We see that we can sustain growth by having some influence with our members. If a member among us is tired, hungry, homeless, depressed, we should feel compelled to help in some way. If we do not, how are we practicing our own mandates? Almost out of a work by Dickens, we can’t house all the homeless, feed all the hungry, lighten the load of all those depressed but those among us who are in need, physically or spiritually, should be the recipient of something relevant from our own lodge. Isn’t it tiresome to hear that another failing lodge closed without even a sign of relevance? To grow, requirement one should be to assist one’s own members in their times of need. Show a sign that we care. To me, lodges close, because first, they have made the conscious decision to fail to care. Lastly, some members look at their lodges as a profit center. This was never the point of the Odd Fellows. We must maintain our lodges, but we are also compelled by no less than the IRS code to assist our members. We are all brothers and sisters, theoretically, at least that is the pronouncement we make at every occasion.
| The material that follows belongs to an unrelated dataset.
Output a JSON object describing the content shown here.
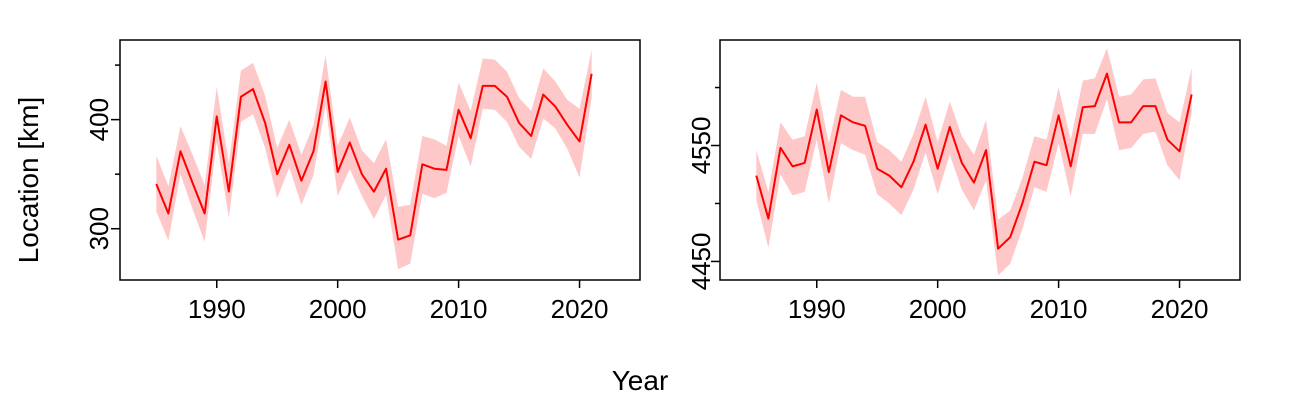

Do any of us go home hungry, or lonely, or embittered? Then we have failed at a basic lodge level. This is not just a gesture to be extended at Christmas time, but every day within every year. Either we practice what we preach or what we preach is a lie. Membership growth is fostered by an exhibition of the human heart, nothing less. Lodges fail, and we all fail, when we fail to care about our own members. I remember when I was still new in the order and riding with another member to visit a distant lodge passing a member who had broken down in her car. We didn’t stop and help her and that has haunted me to this very day. I have no recollection why we didn’t stop, but if we fail to help a member in their moment of need, what does that say about all of us and our precepts? We are all mortal, and particularly those who profess deep religious beliefs are truly fooling themselves if they are looking for a spot in heaven while denying a crust of bread to someone we encounter on this earth.